Dans un article publié dans la revue Science Advances intitulé « États de bande intermédiaire chimiquement accordés de matériaux quantiques CuxGeSe/SnS atomiquement épais pour les applications photovoltaïques », les chercheurs expliquent que le nouveau matériau quantique pourrait être une solution idéale pour les cellules photovoltaïques à bande intermédiaire (IBSC). .

De telles cellules photovoltaïques ont le potentiel de dépasser la limite de Shockley-Quayser (limite SQ) - l'efficacité théorique maximale pouvant être atteinte par une cellule photovoltaïque avec une seule jonction pn. Il est calculé en examinant la quantité d’énergie électrique extraite de chaque photon incident.

Les chercheurs expliquent : « L'augmentation rapide de l'efficacité de ce matériau est en grande partie due à ses « états de bande intermédiaire » uniques, des niveaux d'énergie spécifiques situés dans la structure électronique du matériau qui le rendent idéal pour la conversion photovoltaïque. la sous-bande interdite optimale - la plage d'énergie dans laquelle le matériau peut absorber efficacement la lumière du soleil et générer des porteurs de charge.

Le nouveau matériau est un matériau bidimensionnel de Van der Waals (vdW), ce qui signifie qu'il possède une structure planaire cristalline maintenue par des liaisons ioniques. Il se compose d’une hétérostructure de germanium (Ge), de sélénium (Se) et de sulfure d’étain (Sns) avec des atomes de cuivre zéro-valents (Cu) insérés dans les couches de matériau.

Le matériau quantique CuxGeSe/SnS a une bande interdite d'énergie intermédiaire comprise entre 0,78 eV et 1,26 eV. Profitant de cela, les chercheurs ont conçu et modélisé une cellule photovoltaïque à couche mince utilisant le matériau comme couche active.

Dans cette modélisation, la cellule photovoltaïque utilise un substrat en oxyde d'étain et d'indium (ITO), une couche de transport d'électrons (ETL) à base d'oxyde de zinc (ZnO), une couche absorbante CuxGeSe/SnS et des contacts en or (Au). Le chercheur junior a noté : "Dans notre conception, les épaisseurs atomiques de GeSe et SnS sont empilées verticalement, contribuant à l'intégration facile de la structure hybride via les interactions de Van der Waals."
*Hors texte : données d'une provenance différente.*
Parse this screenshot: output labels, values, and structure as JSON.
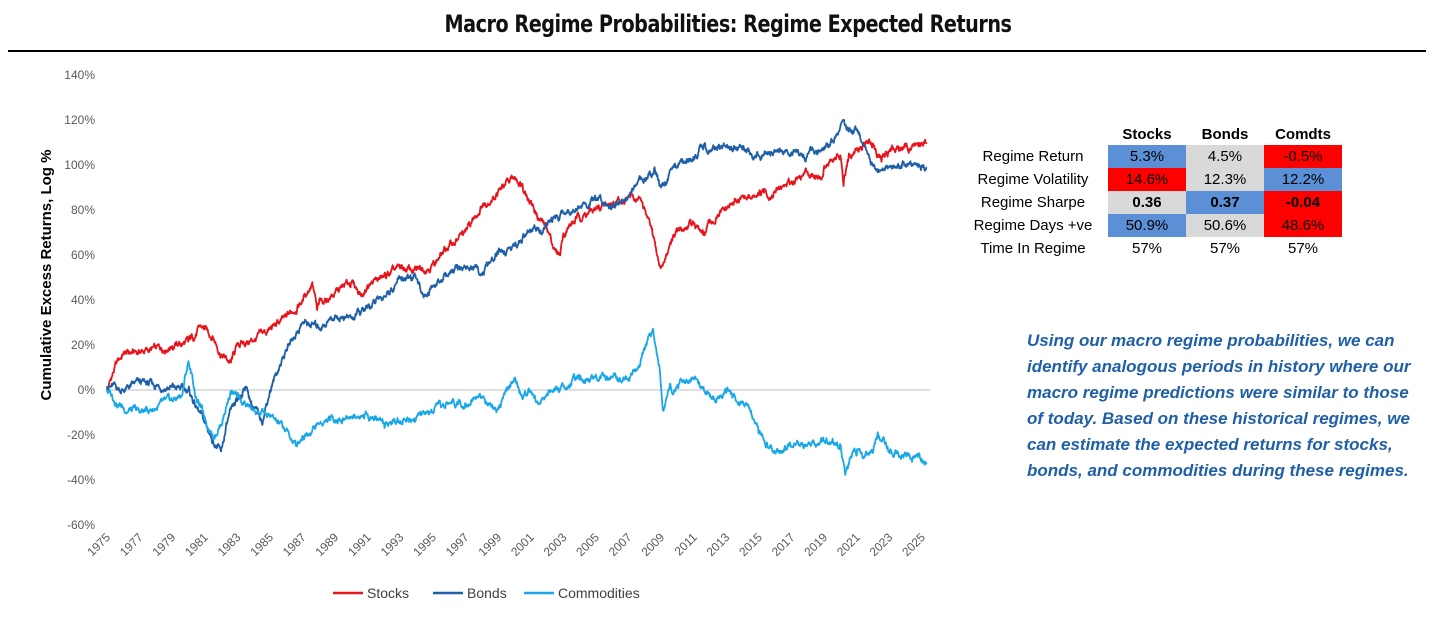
{
  "header": {
    "title": "Macro Regime Probabilities: Regime Expected Returns"
  },
  "chart_data": {
    "type": "line",
    "title": "Macro Regime Probabilities: Regime Expected Returns",
    "ylabel": "Cumulative Excess Returns, Log %",
    "xlabel": "",
    "ylim": [
      -60,
      140
    ],
    "yticks": [
      140,
      120,
      100,
      80,
      60,
      40,
      20,
      0,
      -20,
      -40,
      -60
    ],
    "ytick_labels": [
      "140%",
      "120%",
      "100%",
      "80%",
      "60%",
      "40%",
      "20%",
      "0%",
      "-20%",
      "-40%",
      "-60%"
    ],
    "xlim": [
      1975,
      2025.5
    ],
    "xticks": [
      "1975",
      "1977",
      "1979",
      "1981",
      "1983",
      "1985",
      "1987",
      "1989",
      "1991",
      "1993",
      "1995",
      "1997",
      "1999",
      "2001",
      "2003",
      "2005",
      "2007",
      "2009",
      "2011",
      "2013",
      "2015",
      "2017",
      "2019",
      "2021",
      "2023",
      "2025"
    ],
    "legend_position": "bottom-center",
    "series": [
      {
        "name": "Stocks",
        "color": "#e8141b",
        "x": [
          1975,
          1975.6,
          1976,
          1977,
          1978,
          1979,
          1980,
          1980.8,
          1981.5,
          1982,
          1982.6,
          1983,
          1984,
          1985,
          1986,
          1987,
          1987.6,
          1987.9,
          1988,
          1989,
          1990,
          1990.7,
          1991,
          1992,
          1993,
          1994,
          1995,
          1996,
          1997,
          1998,
          1998.7,
          1999,
          2000,
          2000.5,
          2001,
          2001.5,
          2002,
          2002.5,
          2002.8,
          2003,
          2004,
          2005,
          2006,
          2007,
          2007.8,
          2008,
          2008.5,
          2008.9,
          2009.1,
          2009.5,
          2010,
          2011,
          2011.6,
          2012,
          2013,
          2014,
          2015,
          2016,
          2017,
          2018,
          2018.9,
          2019,
          2020,
          2020.2,
          2020.5,
          2021,
          2022,
          2022.5,
          2023,
          2024,
          2025,
          2025.3
        ],
        "y": [
          0,
          12,
          16,
          17,
          18,
          20,
          21,
          28,
          24,
          16,
          12,
          20,
          22,
          27,
          32,
          40,
          48,
          35,
          38,
          43,
          48,
          42,
          47,
          50,
          54,
          53,
          56,
          64,
          70,
          82,
          86,
          88,
          94,
          92,
          84,
          76,
          72,
          62,
          60,
          70,
          77,
          80,
          83,
          86,
          84,
          80,
          68,
          55,
          55,
          64,
          70,
          74,
          68,
          74,
          80,
          86,
          86,
          88,
          93,
          97,
          95,
          100,
          104,
          90,
          102,
          107,
          110,
          103,
          106,
          108,
          110,
          110
        ]
      },
      {
        "name": "Bonds",
        "color": "#1f5fa8",
        "x": [
          1975,
          1976,
          1977,
          1978,
          1979,
          1980,
          1980.5,
          1981,
          1981.5,
          1982,
          1982.4,
          1983,
          1983.5,
          1984,
          1984.5,
          1985,
          1986,
          1987,
          1988,
          1989,
          1990,
          1991,
          1992,
          1993,
          1994,
          1994.5,
          1995,
          1996,
          1997,
          1998,
          1999,
          2000,
          2001,
          2002,
          2003,
          2004,
          2005,
          2006,
          2007,
          2008,
          2008.6,
          2009,
          2009.5,
          2010,
          2011,
          2011.7,
          2012,
          2013,
          2014,
          2015,
          2016,
          2017,
          2018,
          2019,
          2019.5,
          2020,
          2020.7,
          2021,
          2021.5,
          2022,
          2022.5,
          2023,
          2024,
          2025,
          2025.3
        ],
        "y": [
          2,
          0,
          3,
          2,
          1,
          0,
          -8,
          -15,
          -22,
          -28,
          -14,
          -5,
          2,
          -8,
          -14,
          0,
          18,
          30,
          28,
          33,
          32,
          36,
          42,
          50,
          49,
          42,
          46,
          52,
          55,
          52,
          60,
          64,
          70,
          73,
          79,
          82,
          84,
          83,
          86,
          94,
          99,
          90,
          96,
          100,
          104,
          110,
          106,
          108,
          106,
          104,
          106,
          106,
          105,
          106,
          110,
          117,
          116,
          115,
          108,
          100,
          98,
          99,
          100,
          100,
          99
        ]
      },
      {
        "name": "Commodities",
        "color": "#1aa7e8",
        "x": [
          1975,
          1976,
          1977,
          1978,
          1979,
          1979.6,
          1980,
          1980.5,
          1981,
          1981.5,
          1982,
          1982.6,
          1983,
          1984,
          1985,
          1986,
          1986.6,
          1987,
          1988,
          1989,
          1990,
          1991,
          1992,
          1993,
          1994,
          1995,
          1996,
          1997,
          1998,
          1999,
          2000,
          2000.5,
          2001,
          2001.5,
          2002,
          2003,
          2004,
          2005,
          2006,
          2007,
          2007.6,
          2008,
          2008.5,
          2008.9,
          2009.1,
          2009.5,
          2010,
          2011,
          2012,
          2013,
          2014,
          2014.5,
          2015,
          2016,
          2017,
          2018,
          2019,
          2020,
          2020.3,
          2020.7,
          2021,
          2022,
          2022.3,
          2023,
          2024,
          2025,
          2025.3
        ],
        "y": [
          0,
          -8,
          -10,
          -8,
          -5,
          -2,
          13,
          -4,
          -12,
          -20,
          -15,
          0,
          -4,
          -9,
          -12,
          -18,
          -25,
          -20,
          -15,
          -13,
          -12,
          -11,
          -14,
          -13,
          -12,
          -10,
          -6,
          -5,
          -3,
          -8,
          5,
          -4,
          0,
          -6,
          -2,
          2,
          4,
          7,
          6,
          5,
          10,
          18,
          27,
          10,
          -8,
          0,
          2,
          4,
          -3,
          -2,
          -5,
          -10,
          -20,
          -28,
          -25,
          -24,
          -23,
          -24,
          -38,
          -30,
          -30,
          -28,
          -18,
          -27,
          -28,
          -30,
          -33
        ]
      }
    ]
  },
  "stats_table": {
    "columns": [
      "Stocks",
      "Bonds",
      "Comdts"
    ],
    "rows": [
      {
        "label": "Regime Return",
        "values": [
          "5.3%",
          "4.5%",
          "-0.5%"
        ]
      },
      {
        "label": "Regime Volatility",
        "values": [
          "14.6%",
          "12.3%",
          "12.2%"
        ]
      },
      {
        "label": "Regime Sharpe",
        "values": [
          "0.36",
          "0.37",
          "-0.04"
        ]
      },
      {
        "label": "Regime Days +ve",
        "values": [
          "50.9%",
          "50.6%",
          "48.6%"
        ]
      },
      {
        "label": "Time In Regime",
        "values": [
          "57%",
          "57%",
          "57%"
        ]
      }
    ],
    "colors": {
      "red": "#ff0000",
      "blue": "#5b8fd6",
      "grey": "#d9d9d9"
    }
  },
  "commentary": {
    "text": "Using our macro regime probabilities, we can identify analogous periods in history where our macro regime predictions were similar to those of today. Based on these historical regimes, we can estimate the expected returns for stocks, bonds, and commodities during these regimes."
  }
}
Les résultats de la modélisation montrent que cette cellule photovoltaïque a un rendement quantique externe (EQE) de 110 % à 190 %. Les chercheurs ont également découvert que l’activité optique de la cellule photovoltaïque augmentait dans la plage de longueurs d’onde de 600 nm à 1 200 nm en mesurant l’épaisseur de l’absorbeur.

Dans leur article, les chercheurs concluent : « La réponse rapide et l'efficacité accrue de ce matériau suggèrent fortement le potentiel du GeSe/SnS inséré dans du cuivre en tant que matériau quantique pour les applications photovoltaïques avancées, ouvrant ainsi une nouvelle voie pour améliorer l'efficacité de la conversion photovoltaïque. "

Pour l’avenir, les chercheurs affirment qu’ils doivent mener de nouvelles recherches pour identifier un moyen pratique d’intégrer ce nouveau matériau dans les cellules photovoltaïques. Cependant, ils soulignent également que les techniques expérimentales utilisées pour fabriquer ces matériaux sont déjà très avancées.